Some Results on Metric Trees

TL;DR

This paper explores the geometric and metric properties of trees by embedding them into Banach spaces, analyzing barycenters, type, cotype, and measures of compactness, revealing new connections between these concepts.

Contribution

It introduces new methods to analyze metric trees via isometric embeddings into Banach spaces and investigates their barycenters, type, cotype, and compactness measures.

Findings

Existence of contractive retractions onto metric trees

Characterization of metric barycenters in Banach spaces

Equivalence of Kolmogorov widths limit and ball measure of non-compactness

Abstract

Using isometric embedding of metric trees into Banach spaces, this paper will investigate barycenters, type and cotype, and various measures of compactness of metric trees.
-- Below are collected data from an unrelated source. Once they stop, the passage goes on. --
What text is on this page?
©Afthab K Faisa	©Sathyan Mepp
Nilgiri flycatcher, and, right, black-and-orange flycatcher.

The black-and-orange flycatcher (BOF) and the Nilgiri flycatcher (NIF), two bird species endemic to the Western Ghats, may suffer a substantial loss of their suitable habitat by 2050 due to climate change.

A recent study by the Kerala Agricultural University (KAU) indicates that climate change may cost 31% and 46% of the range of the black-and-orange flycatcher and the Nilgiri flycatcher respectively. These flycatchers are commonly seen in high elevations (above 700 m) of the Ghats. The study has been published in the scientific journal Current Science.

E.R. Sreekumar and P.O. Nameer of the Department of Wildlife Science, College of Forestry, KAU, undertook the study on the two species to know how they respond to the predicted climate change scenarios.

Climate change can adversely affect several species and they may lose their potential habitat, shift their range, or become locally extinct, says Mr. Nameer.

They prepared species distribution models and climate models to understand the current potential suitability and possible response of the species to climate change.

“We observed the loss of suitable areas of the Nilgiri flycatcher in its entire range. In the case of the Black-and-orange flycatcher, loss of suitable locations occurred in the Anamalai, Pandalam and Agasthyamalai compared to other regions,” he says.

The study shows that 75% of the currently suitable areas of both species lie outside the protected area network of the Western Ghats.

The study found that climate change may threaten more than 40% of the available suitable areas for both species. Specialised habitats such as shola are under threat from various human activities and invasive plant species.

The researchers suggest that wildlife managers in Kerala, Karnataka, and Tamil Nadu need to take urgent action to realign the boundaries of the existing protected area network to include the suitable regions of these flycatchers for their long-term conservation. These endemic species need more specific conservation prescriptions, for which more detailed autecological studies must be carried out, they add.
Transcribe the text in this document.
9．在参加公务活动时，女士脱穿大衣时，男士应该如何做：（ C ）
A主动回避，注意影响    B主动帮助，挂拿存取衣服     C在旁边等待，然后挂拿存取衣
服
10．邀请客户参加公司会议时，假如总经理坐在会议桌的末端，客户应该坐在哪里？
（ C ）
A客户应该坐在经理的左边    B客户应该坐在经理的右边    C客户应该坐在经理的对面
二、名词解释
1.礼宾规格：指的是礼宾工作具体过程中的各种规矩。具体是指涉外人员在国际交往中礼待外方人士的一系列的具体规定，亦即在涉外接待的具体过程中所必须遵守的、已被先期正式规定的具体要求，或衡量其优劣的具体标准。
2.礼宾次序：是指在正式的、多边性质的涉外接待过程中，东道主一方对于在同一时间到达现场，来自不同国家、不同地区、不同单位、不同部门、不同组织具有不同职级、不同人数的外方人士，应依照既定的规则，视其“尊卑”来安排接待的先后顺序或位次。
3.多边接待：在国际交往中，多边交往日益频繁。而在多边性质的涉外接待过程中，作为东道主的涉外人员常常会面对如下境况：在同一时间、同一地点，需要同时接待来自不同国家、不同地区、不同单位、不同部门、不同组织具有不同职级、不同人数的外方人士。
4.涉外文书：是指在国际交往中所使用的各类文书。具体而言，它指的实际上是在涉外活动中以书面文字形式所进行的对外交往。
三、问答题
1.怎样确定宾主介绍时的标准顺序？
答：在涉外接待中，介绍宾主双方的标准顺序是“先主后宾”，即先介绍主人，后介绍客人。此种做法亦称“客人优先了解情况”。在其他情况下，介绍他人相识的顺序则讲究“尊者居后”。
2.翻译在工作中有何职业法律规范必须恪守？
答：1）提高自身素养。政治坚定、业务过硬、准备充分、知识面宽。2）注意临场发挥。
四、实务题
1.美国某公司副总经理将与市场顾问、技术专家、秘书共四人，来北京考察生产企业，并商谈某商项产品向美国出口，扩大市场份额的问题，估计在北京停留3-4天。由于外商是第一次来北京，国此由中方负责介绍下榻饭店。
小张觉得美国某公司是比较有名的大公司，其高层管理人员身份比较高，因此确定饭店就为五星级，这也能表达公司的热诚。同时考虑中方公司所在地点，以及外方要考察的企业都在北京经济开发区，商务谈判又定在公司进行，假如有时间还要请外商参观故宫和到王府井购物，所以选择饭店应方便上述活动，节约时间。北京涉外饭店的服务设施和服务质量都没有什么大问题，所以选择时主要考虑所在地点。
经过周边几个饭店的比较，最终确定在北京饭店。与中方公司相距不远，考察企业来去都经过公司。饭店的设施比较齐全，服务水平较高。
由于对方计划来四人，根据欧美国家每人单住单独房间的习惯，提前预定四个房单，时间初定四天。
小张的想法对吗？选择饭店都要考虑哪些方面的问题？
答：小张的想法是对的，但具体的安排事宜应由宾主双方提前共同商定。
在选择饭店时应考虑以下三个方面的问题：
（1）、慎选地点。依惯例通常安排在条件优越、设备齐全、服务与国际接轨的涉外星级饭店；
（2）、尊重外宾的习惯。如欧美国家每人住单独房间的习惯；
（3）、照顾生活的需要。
A metric tree ($T$, $d$) is a metric space such that between any two of its points there is an unique arc that is isometric to an interval in $\mathbb{R}$. We begin our investigation by examining isometric embeddings of metric trees into Banach spaces. We then investigate the possible images $x_0=\pi ((x_1+\ldots+x_n)/n)$, where $\pi$ is a contractive retraction from the ambient Banach space $X$ onto $T$ (such a $\pi$ always exists) in order to understand the "metric" barycenter of a family of points $ x_1, \ldots,x_n$ in a tree $T$. Further, we consider the metric properties of trees such as their type and cotype. We identify various measures of compactness of metric trees (their covering numbers, $\epsilon$-entropy and Kolmogorov widths) and the connections between them. Additionally, we prove that the limit of the sequence of Kolmogorov widths of a metric tree is equal to its ball measure of non-compactness.